Ich bejahte, dass ich noch lebe würde. Das war das letzte, was ich von Anna hörte. "Danach habe ich nie wieder etwas von ihr gehört."

Wie in einer Kiste

Bild der verwüsteten Wohnung der Familie Bergander in Dresden nach den Bombenangriffen vom 14. und 15. Februar 1945. (Foto: Götz Bergander)
Die verwüstete Wohnung nach den BombenangriffenBild: Götz Bergander

Drei Monate zuvor hatte Götz Bergander die schweren Luftangriffe auf Dresden überlebt. Am Mittag des 14. Februar 1945 steht er mit anderen auf dem Hof der Fabrik. Auf der Straße liefen blutverschmierte Menschen ins nahegelegene Krankenhaus, als plötzlich jemand ruft: “Ich hör es wieder Brummen!“ So schnell es geht, laufen alle in den Luftschutzkeller der Firma.

Wenige Minuten später beginnt der Tagesangriff anglo-amerikanischer Bomberverbände, die weite Teile Dresdens in Schutt und Asche legen. Im Luftschutzkeller hört man die Detonationen: “Man hatte das Gefühl, in einer Kiste zu sitzen und rundherum wird dauernd auf die Kiste geschlagen - mal entfernt, mal näher.“

Im Keller breiten sich dichte Staubwolken aus. Jedes Mal, wenn die Einschläge in unmittelbarer Nähe sind, werfen sie sich auf den Boden des Kellers - Stunden der Todesangst.

Glück im Unglück

Dresden, 16. Januar 1945. Brennende Treibstoffwaggongs an der Magdeburger Straße nach dem Luftangriff am Mittag.

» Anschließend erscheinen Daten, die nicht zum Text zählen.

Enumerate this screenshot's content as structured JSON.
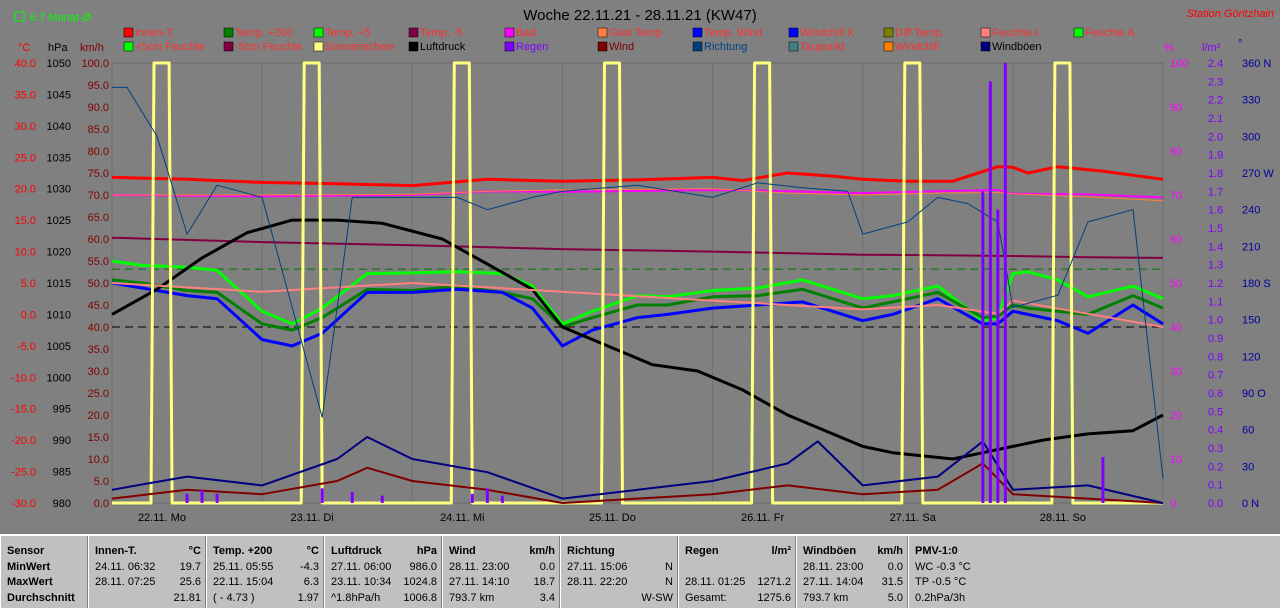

Im Hindergrund die noch unzerstörte Zigarettenfabrik Yenidze und der Schloßturm. (Foto: Götz Bergander)
Dresden brennt nach den alliierten Bombenangriffen vom 16. Januar 1945Bild: Götz Bergander

Die Ruhe nach dem Bombardement wird von den Kommandos und den Schreien der Löschkommandos abgelöst. Es müssen Funken ausgeschlagen werden, die für die nicht getroffenen Häuser genauso gefährlich werden können wie die Bomben selber.

Überall brannte es. Das Haus hatte keinen Dachstuhl mehr, die Fenster waren zerborsten, aber die Mauern hielten stand. "Dann sahen wir, dass keine zehn Meter um unser Haus herum drei Sprengbomben gefallen waren. Unser Haus ist stehen geblieben. Das ist für mich heute noch ein Wunder!"